Just two years ago the U.S. Department of Justice warned Oregon that care and conditions at the hospital violated patients’ rights. One person had been in seclusion for a year with no other treatment. Another patient with a condition that causes excessive thirst was left at a water fountain and gained 13 pounds in water weight in one day.
The Oregonian newspaper revealed the death last year of a 42-year-old man who succumbed to a heart attack in his bed hours before anyone in the facility found his body. Nobody checked on him even though he’d missed two meals.
Although the chilling film starring Jack Nicholson is now decades old, it wasn’t until state lawmakers toured the facility in 2004 that they discovered the cremated remains of 3,600 patients who had been locked away and forgotten inside. “You can see the place where they showered. You can see their scratchings on the wall,” said Oregon Senate President Peter Courtney. “They lived there.

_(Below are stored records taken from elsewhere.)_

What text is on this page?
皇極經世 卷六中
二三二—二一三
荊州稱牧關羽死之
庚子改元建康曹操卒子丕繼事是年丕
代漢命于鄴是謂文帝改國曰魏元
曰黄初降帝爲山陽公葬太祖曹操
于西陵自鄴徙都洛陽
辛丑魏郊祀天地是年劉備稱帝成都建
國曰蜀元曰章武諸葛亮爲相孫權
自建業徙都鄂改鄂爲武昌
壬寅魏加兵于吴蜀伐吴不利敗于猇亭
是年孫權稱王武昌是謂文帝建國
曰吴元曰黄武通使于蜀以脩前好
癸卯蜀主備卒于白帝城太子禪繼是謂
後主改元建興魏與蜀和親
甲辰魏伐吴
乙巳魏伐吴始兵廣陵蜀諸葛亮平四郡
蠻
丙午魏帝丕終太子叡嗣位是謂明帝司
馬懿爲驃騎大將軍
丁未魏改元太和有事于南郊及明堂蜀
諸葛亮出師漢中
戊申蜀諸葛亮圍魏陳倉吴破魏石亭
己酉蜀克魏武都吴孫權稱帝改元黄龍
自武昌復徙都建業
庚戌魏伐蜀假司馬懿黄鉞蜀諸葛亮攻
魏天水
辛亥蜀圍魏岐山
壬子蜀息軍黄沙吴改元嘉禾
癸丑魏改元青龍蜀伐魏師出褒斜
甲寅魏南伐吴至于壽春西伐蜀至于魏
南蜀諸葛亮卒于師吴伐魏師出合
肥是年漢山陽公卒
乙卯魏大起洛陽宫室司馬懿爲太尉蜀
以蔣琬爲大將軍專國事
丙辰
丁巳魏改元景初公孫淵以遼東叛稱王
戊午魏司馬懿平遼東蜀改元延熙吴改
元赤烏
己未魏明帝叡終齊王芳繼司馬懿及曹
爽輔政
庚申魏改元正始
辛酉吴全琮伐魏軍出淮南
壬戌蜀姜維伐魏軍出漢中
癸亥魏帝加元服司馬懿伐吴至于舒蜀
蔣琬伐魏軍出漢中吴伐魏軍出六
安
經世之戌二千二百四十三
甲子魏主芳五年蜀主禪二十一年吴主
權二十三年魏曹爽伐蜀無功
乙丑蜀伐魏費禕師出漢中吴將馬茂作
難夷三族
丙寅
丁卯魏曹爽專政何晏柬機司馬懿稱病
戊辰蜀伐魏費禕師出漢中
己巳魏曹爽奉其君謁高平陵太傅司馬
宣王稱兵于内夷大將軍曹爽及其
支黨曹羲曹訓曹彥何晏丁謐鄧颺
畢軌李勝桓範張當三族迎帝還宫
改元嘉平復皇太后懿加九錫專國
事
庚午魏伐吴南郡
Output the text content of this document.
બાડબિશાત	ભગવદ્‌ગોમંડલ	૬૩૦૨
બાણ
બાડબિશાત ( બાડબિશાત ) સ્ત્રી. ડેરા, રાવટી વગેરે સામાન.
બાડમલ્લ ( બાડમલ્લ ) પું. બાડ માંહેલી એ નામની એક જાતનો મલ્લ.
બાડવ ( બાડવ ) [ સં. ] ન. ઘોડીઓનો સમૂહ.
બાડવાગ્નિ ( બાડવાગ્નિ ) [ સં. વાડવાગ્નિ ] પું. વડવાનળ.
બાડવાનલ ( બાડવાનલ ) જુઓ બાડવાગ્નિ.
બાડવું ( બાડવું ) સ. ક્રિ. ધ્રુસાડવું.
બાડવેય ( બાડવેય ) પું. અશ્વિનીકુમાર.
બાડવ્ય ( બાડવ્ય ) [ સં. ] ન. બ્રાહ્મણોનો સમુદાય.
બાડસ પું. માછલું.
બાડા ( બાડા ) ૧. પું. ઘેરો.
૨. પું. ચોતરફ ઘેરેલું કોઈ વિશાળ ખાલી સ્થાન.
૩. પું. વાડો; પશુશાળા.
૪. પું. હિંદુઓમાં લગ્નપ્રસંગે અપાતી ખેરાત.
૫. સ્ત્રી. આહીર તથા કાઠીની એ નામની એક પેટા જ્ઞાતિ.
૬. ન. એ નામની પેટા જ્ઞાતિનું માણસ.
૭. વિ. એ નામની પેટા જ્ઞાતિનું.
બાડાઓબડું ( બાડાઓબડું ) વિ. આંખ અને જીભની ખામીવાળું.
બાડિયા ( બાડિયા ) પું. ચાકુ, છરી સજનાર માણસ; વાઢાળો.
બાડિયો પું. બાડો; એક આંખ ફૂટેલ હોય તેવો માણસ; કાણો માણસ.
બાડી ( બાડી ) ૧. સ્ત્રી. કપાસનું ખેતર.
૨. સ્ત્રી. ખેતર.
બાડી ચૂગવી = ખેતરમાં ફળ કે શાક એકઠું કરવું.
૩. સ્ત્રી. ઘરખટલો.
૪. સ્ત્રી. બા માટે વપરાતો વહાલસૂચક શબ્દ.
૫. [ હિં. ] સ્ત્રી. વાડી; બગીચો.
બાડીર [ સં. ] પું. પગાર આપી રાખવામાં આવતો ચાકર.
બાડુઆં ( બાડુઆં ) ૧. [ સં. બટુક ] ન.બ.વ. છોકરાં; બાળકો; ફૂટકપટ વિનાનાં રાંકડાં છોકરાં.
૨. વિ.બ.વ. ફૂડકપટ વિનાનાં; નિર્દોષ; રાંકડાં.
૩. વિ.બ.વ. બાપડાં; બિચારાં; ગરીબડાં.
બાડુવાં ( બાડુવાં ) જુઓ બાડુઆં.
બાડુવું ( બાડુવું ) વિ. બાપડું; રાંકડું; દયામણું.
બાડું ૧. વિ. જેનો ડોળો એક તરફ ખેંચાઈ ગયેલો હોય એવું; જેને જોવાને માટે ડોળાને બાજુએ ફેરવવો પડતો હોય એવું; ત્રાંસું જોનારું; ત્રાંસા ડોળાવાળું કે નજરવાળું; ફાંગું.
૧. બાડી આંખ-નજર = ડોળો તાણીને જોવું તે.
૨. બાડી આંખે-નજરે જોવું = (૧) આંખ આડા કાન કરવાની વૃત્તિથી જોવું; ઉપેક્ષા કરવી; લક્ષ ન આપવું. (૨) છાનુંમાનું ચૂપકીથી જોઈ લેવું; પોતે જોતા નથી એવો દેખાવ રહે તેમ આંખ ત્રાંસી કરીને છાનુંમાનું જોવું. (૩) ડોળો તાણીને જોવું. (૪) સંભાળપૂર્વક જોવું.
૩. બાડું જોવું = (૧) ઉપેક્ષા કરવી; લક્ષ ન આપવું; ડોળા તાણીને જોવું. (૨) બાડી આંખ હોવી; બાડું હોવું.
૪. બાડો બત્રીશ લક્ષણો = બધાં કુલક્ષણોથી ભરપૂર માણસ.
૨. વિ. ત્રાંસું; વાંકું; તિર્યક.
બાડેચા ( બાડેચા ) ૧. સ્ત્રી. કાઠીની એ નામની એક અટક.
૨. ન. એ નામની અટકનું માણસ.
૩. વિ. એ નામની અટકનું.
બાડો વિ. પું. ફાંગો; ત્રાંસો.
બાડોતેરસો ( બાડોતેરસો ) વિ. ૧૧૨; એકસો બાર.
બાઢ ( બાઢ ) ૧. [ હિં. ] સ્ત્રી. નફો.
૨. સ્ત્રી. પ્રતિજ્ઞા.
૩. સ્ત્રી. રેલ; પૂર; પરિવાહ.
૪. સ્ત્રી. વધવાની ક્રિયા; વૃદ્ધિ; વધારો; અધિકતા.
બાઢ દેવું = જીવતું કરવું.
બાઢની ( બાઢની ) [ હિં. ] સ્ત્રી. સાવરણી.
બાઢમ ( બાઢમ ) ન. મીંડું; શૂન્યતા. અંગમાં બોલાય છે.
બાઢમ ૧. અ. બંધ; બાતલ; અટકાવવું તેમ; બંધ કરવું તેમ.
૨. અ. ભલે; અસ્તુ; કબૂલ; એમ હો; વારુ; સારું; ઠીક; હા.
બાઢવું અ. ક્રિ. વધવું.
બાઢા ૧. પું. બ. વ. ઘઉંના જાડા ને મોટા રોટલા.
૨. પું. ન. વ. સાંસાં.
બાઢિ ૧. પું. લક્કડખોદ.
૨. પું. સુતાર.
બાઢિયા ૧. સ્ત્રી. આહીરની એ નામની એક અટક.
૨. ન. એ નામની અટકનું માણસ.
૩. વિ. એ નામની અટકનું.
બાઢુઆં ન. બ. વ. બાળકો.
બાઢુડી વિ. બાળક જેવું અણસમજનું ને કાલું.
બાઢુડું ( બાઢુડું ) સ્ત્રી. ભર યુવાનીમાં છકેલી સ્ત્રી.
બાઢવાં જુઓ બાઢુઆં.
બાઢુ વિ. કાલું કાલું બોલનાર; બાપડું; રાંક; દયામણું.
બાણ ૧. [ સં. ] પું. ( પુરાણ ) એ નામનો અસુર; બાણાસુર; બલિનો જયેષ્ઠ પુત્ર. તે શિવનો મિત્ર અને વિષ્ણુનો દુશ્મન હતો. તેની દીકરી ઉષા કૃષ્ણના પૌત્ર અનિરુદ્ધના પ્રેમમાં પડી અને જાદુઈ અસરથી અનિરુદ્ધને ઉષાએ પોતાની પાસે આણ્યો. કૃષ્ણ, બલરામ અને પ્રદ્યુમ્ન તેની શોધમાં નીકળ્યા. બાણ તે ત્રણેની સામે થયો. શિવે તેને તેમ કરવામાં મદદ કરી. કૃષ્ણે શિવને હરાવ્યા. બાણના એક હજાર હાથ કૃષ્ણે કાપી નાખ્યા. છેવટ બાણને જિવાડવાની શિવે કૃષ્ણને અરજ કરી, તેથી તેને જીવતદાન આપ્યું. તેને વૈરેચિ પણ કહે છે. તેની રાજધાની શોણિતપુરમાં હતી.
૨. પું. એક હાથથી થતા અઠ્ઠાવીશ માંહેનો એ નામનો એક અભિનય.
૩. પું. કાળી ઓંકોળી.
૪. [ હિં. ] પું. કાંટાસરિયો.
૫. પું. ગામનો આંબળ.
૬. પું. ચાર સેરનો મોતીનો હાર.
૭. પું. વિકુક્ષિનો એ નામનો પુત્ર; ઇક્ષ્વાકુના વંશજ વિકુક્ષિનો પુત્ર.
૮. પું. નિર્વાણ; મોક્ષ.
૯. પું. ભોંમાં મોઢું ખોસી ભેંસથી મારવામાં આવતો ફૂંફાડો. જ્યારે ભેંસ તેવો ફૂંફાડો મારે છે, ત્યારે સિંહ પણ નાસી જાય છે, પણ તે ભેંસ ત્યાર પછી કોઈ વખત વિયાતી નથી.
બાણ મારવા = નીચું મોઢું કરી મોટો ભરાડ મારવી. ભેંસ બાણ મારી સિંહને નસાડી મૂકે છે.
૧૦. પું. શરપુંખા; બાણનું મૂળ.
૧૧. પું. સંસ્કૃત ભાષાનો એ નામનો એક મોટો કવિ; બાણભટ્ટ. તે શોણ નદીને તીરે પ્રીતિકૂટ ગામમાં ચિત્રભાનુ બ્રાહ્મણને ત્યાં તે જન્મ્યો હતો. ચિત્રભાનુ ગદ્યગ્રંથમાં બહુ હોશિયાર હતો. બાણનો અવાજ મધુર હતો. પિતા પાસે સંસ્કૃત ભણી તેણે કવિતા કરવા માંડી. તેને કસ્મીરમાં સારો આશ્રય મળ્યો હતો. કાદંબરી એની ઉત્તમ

And then often people forgot them. They just took them there and it was over.”
Gov. Ted Kulongoski, in dedicating the new building, said, “It will be the life at the end of despair and the start of a new dawn that will help patients recover.” Nice speech writing, but how true is this?
Psychiatric institutions today commonly put patients on cocktails of multiple drugs which numb the brain and have potentially lethal side effects. And as withdrawal can itself create intense physical and emotional disturbances, they hook patients on meds for life.
Prolonged use of the older “typical” antipsychotics, still in use today, can cause tardive dyskinesia (involuntary writhing movements of the facial muscles and tongue, an irreversible neurological disorder). Yet the newer, heavily marketed and much more costly “atypical” drugs have their own array of serious effects. Eli Lilly’s blockbuster antipsychotic typically generates excessive weight gain and can predisposition an individual to early heart attacks and type-2 diabetes. Ironically, this same drug maker counts diabetic medications as some of its top-sellers.
While these extremely toxic drugs are highly profitable for drug makers and make institutional patients more submissive, they also deaden their sensibility and threaten their life expectancy.
So does the new Cuckoo’s Nest building truly reflect a restoration of human rights, or has Nurse Ratched forged a more lucrative alliance with Big Pharma?